At South Elementary (which serves pre-K to third grade), two teachers have made social media integral parts of their classroom experience. Here are their strategies.

  • Blogging as a Class; Reinforcing Digital Citizenship. Kindergarten teacher Kitch Deaton uses blogs and Twitter to connect her classroom to stakeholders and connect her students to other classrooms. By blogging two to three times a week for 15 minutes at the end of the day, Ms. Deaton reinforces academic skills like sequencing, narrative writing, punctuation, spelling, audience, and author’s purpose. She facilitates the keyboarding for her students, but they decide together, as a class, what is said on the blog. She uploads pictures from her phone to a site on which Ms. Deaton can control viewers and approve responses.

    The class tweets with other classes across the country, learning about other communities, playing games with other classes, and developing an understanding of their similarities with other kindergarten students.

    This process is very safe, but nothing is left to chance. Across the school, we teach digital citizenship with the Common Sense Media curriculum. We connect our character education objectives and digital citizenship objectives. We encourage children to apply the school universal rule, “Be Safe, Be Respectful, Be Responsible” to their digital world.

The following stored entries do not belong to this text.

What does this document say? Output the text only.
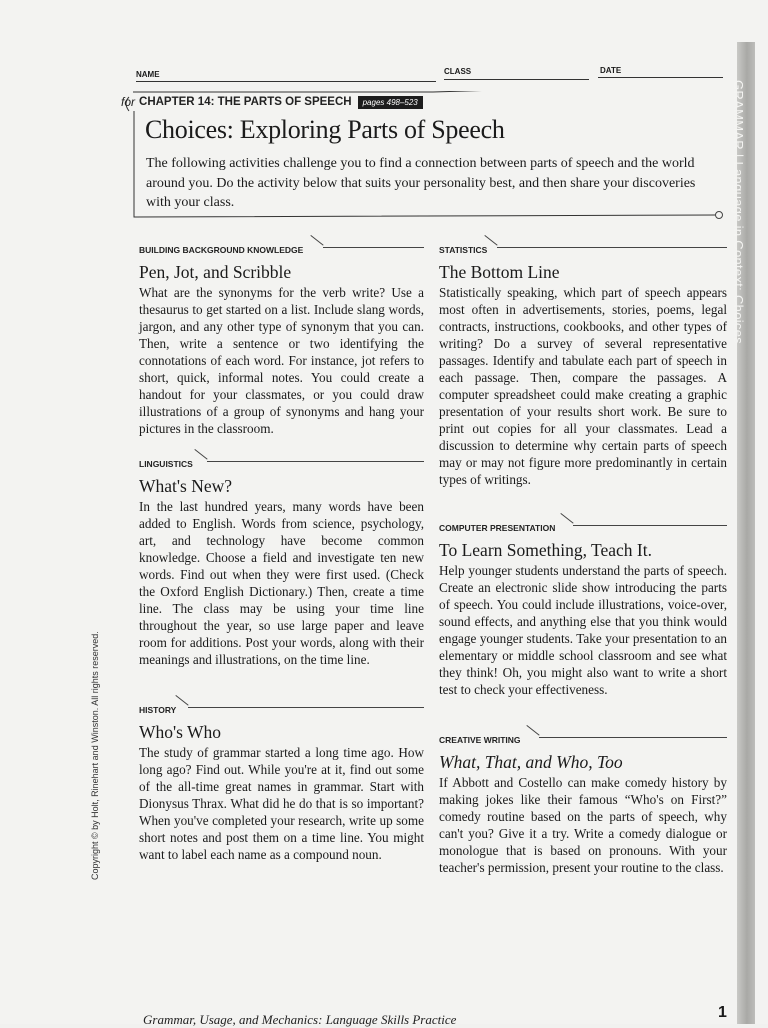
GRAMMAR | Language in Context: Choices
Copyright © by Holt, Rinehart and Winston. All rights reserved.
NAME	CLASS	DATE
for CHAPTER 14: THE PARTS OF SPEECH	pages 498–523
Choices: Exploring Parts of Speech
The following activities challenge you to find a connection between parts of speech and the world around you. Do the activity below that suits your personality best, and then share your discoveries with your class.
BUILDING BACKGROUND KNOWLEDGE
Pen, Jot, and Scribble
What are the synonyms for the verb write? Use a thesaurus to get started on a list. Include slang words, jargon, and any other type of synonym that you can. Then, write a sentence or two identifying the connotations of each word. For instance, jot refers to short, quick, informal notes. You could create a handout for your classmates, or you could draw illustrations of a group of synonyms and hang your pictures in the classroom.
LINGUISTICS
What's New?
In the last hundred years, many words have been added to English. Words from science, psychology, art, and technology have become common knowledge. Choose a field and investigate ten new words. Find out when they were first used. (Check the Oxford English Dictionary.) Then, create a time line. The class may be using your time line throughout the year, so use large paper and leave room for additions. Post your words, along with their meanings and illustrations, on the time line.
HISTORY
Who's Who
The study of grammar started a long time ago. How long ago? Find out. While you're at it, find out some of the all-time great names in grammar. Start with Dionysus Thrax. What did he do that is so important? When you've completed your research, write up some short notes and post them on a time line. You might want to label each name as a compound noun.
STATISTICS
The Bottom Line
Statistically speaking, which part of speech appears most often in advertisements, stories, poems, legal contracts, instructions, cookbooks, and other types of writing? Do a survey of several representative passages. Identify and tabulate each part of speech in each passage. Then, compare the passages. A computer spreadsheet could make creating a graphic presentation of your results short work. Be sure to print out copies for all your classmates. Lead a discussion to determine why certain parts of speech may or may not figure more predominantly in certain types of writings.
COMPUTER PRESENTATION
To Learn Something, Teach It.
Help younger students understand the parts of speech. Create an electronic slide show introducing the parts of speech. You could include illustrations, voice-over, sound effects, and anything else that you think would engage younger students. Take your presentation to an elementary or middle school classroom and see what they think! Oh, you might also want to write a short test to check your effectiveness.
CREATIVE WRITING
What, That, and Who, Too
If Abbott and Costello can make comedy history by making jokes like their famous “Who's on First?” comedy routine based on the parts of speech, why can't you? Give it a try. Write a comedy dialogue or monologue that is based on pronouns. With your teacher's permission, present your routine to the class.
Grammar, Usage, and Mechanics: Language Skills Practice	1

Most importantly, they are then provided the opportunity to authentically practice this through social media.

  • Skyping to Forge Global Connections. In a second grade class, Cheryl McCrorey uses Skype to bring the world into her classroom. Her team participates in the Global Read Aloud program, which led to Skype chats with several children’s authors. Then, Ms. McCrorey began an ongoing “Mystery Skype” chat in her class. Children use maps, journals, and questions to guess the location of a mystery class though a process of elimination. Through this activity, Ms. McCrorey’s children learn physical and cultural geography, develop questioning skills, analyze data, and problem-solve as a team. Of course, the best part is the relationships class has developed with classes all over the country and the world! These students truly develop a keen awareness of their place in the world by examining the similarities and differences between themselves and their Skype buddies.

Skeptics and detractors who quickly point to the abuses or challenges social media can cause miss an important point. Social media is here and it’s not going away. It is an integral part of the world our children have inherited. We must teach and model the responsible, safe, and respectful say in which social media must be used and model the incredible ways it can enhance our learning and our lives. Our classrooms must prepare our students for the connected world in which we now live.

Debbie Marsh is principal at South Elementary School in Mooresville, North Carolina.